The attack sprang from a page 1 Boston Sunday Globe story contending that Hayden had failed to prosecute a white transit police officer who, a year ago, was accused of menacing a Hispanic motorist with a gun.

The political hit — openly and effectively orchestrated by Hayden's opponent, Arroyo — charged that the DA was engaged in a cover-up of questionable police activity.

If that were as far as it went, one might chalk it up to a classic case of Boston political hard ball: someone drops a dime to the Globe, New England's largest paper publishes a blockbuster suggesting that the interim DA (appointed by Gov. Charlie Baker) was playing by old clubhouse rules and turning a blind eye to possible police abuse.

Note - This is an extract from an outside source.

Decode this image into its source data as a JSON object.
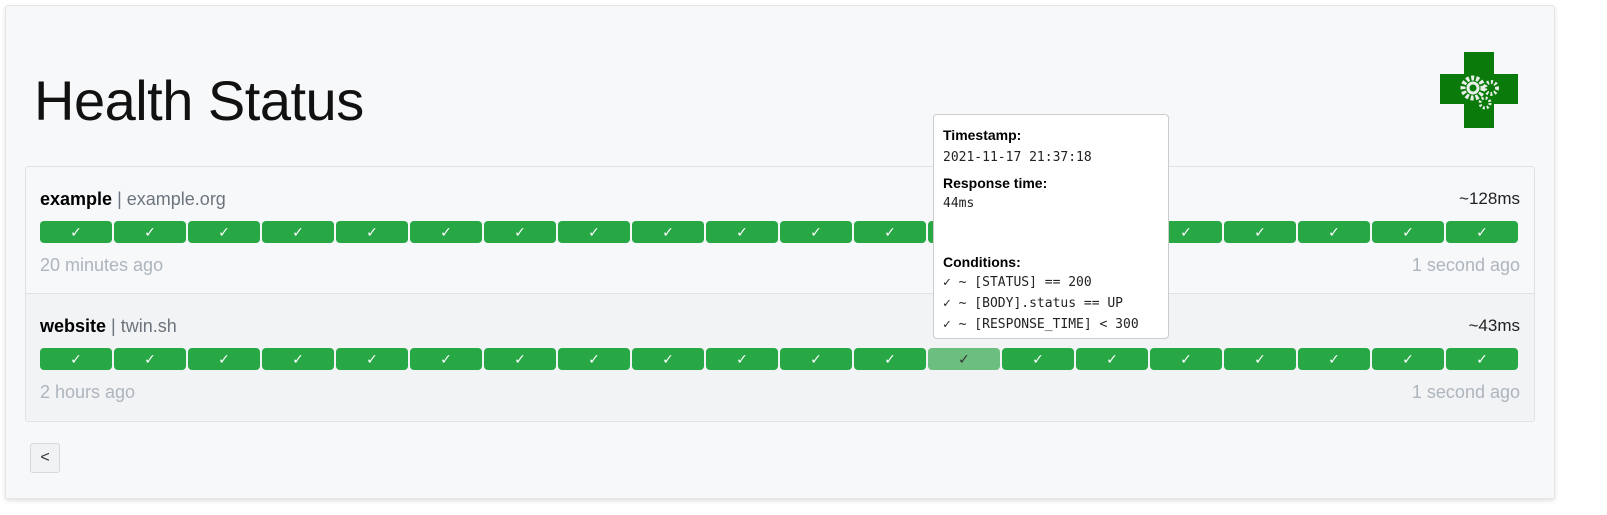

For his part, Hayden says the police-abuse case is still open. He announced Wednesday afternoon that his office is opening grand jury investigation into the incident. But that appears to beg the question, why not earlier? The Transit Police want it prosecuted. The officer in question and his defense lawyer have, according to the Globe, contributed to Hayden's campaign — contributions he promised to return. And another transit officer resigned over the case. In what the Globe termed a "rebuke" to Hayden, the Transit Police Wednesday called for an independent investigation free from DA influence.

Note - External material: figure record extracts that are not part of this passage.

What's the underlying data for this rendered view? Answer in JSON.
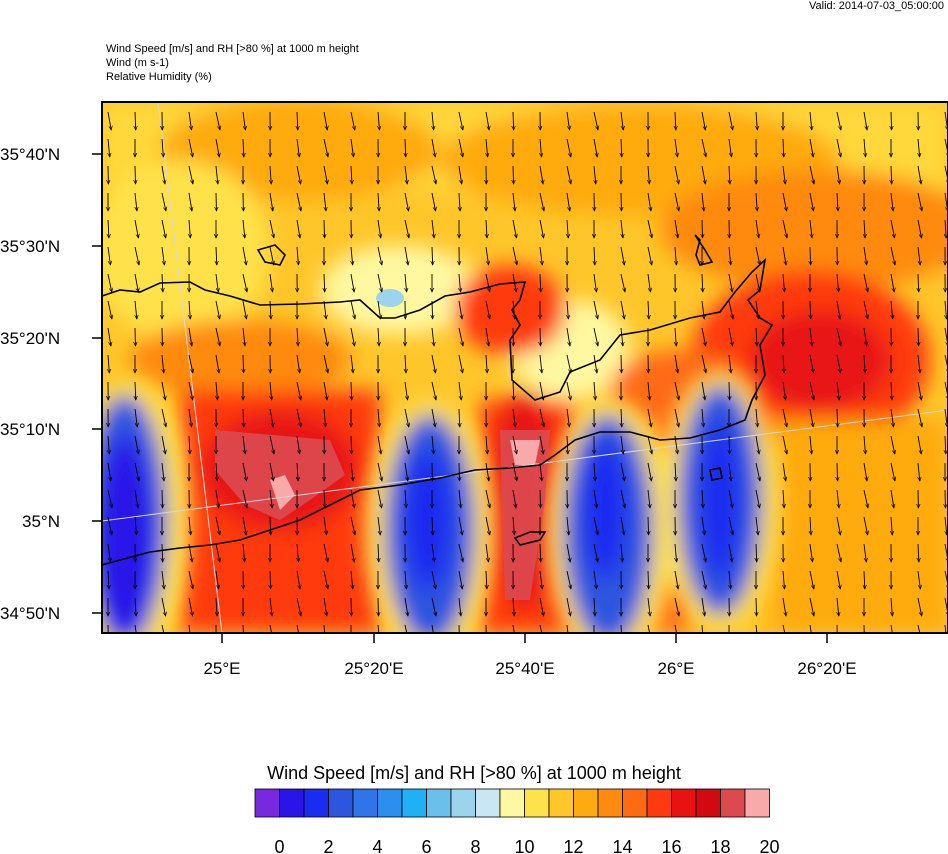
{
  "valid_time": "Valid: 2014-07-03_05:00:00",
  "headers": [
    "Wind Speed [m/s] and RH [>80 %] at 1000 m height",
    "Wind   (m s-1)",
    "Relative Humidity   (%)"
  ],
  "lat_labels": [
    "35°40'N",
    "35°30'N",
    "35°20'N",
    "35°10'N",
    "35°N",
    "34°50'N"
  ],
  "lon_labels": [
    "25°E",
    "25°20'E",
    "25°40'E",
    "26°E",
    "26°20'E"
  ],
  "colorbar": {
    "title": "Wind Speed [m/s] and RH [>80 %] at 1000 m height",
    "tick_labels": [
      "0",
      "2",
      "4",
      "6",
      "8",
      "10",
      "12",
      "14",
      "16",
      "18",
      "20"
    ],
    "colors": [
      "#7a28e0",
      "#2a14e8",
      "#1a2cf0",
      "#2e55e0",
      "#2f74ea",
      "#2b8ef0",
      "#20b0f5",
      "#6ac0ea",
      "#9cd4ee",
      "#c8e6f4",
      "#fff8a0",
      "#ffe24a",
      "#ffc62a",
      "#ffaa10",
      "#ff8a10",
      "#ff6a12",
      "#ff3a10",
      "#e81212",
      "#d00a10",
      "#dc4a50",
      "#f8aaaa"
    ]
  },
  "colors": {
    "coastline": "#000000",
    "wind_arrow": "#000000",
    "graticule": "#d8d8d8"
  }
}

What gave Arroyo's charge traction was that it was endorsed by the eight elected office holders — all certified progressives — who, in effect, said that Hayden, a well-respected former prosecutor, and defense attorney, was unfit to serve as DA.

Cementing the slam against Hayden was Mayor Michelle Wu, Boston's progressive doyenne — who may not have called for Hayden to step down, but made it abundantly clear that Arroyo was her pick for DA.

Boston's progressive moment coalesced in 2018 when voters sent former Boston City Councilor Ayanna Pressley to Congress and elected Rachael Rollins DA. (It was Rollins' elevation to become U.S. Attorney for Massachusetts that created the opportunity for Baker to put Hayden in the DA seat.)

Rollins and Pressley are Black and progressive, and the core of their voters helped power Wu, an Asian-American woman, to the mayoralty — all offices typically held by white men.
Arroyo has clearly tapped into the core of that energy.

Two questions remain: 1) How will voters decide on primary day? 2) Who dropped the dime to the Globe?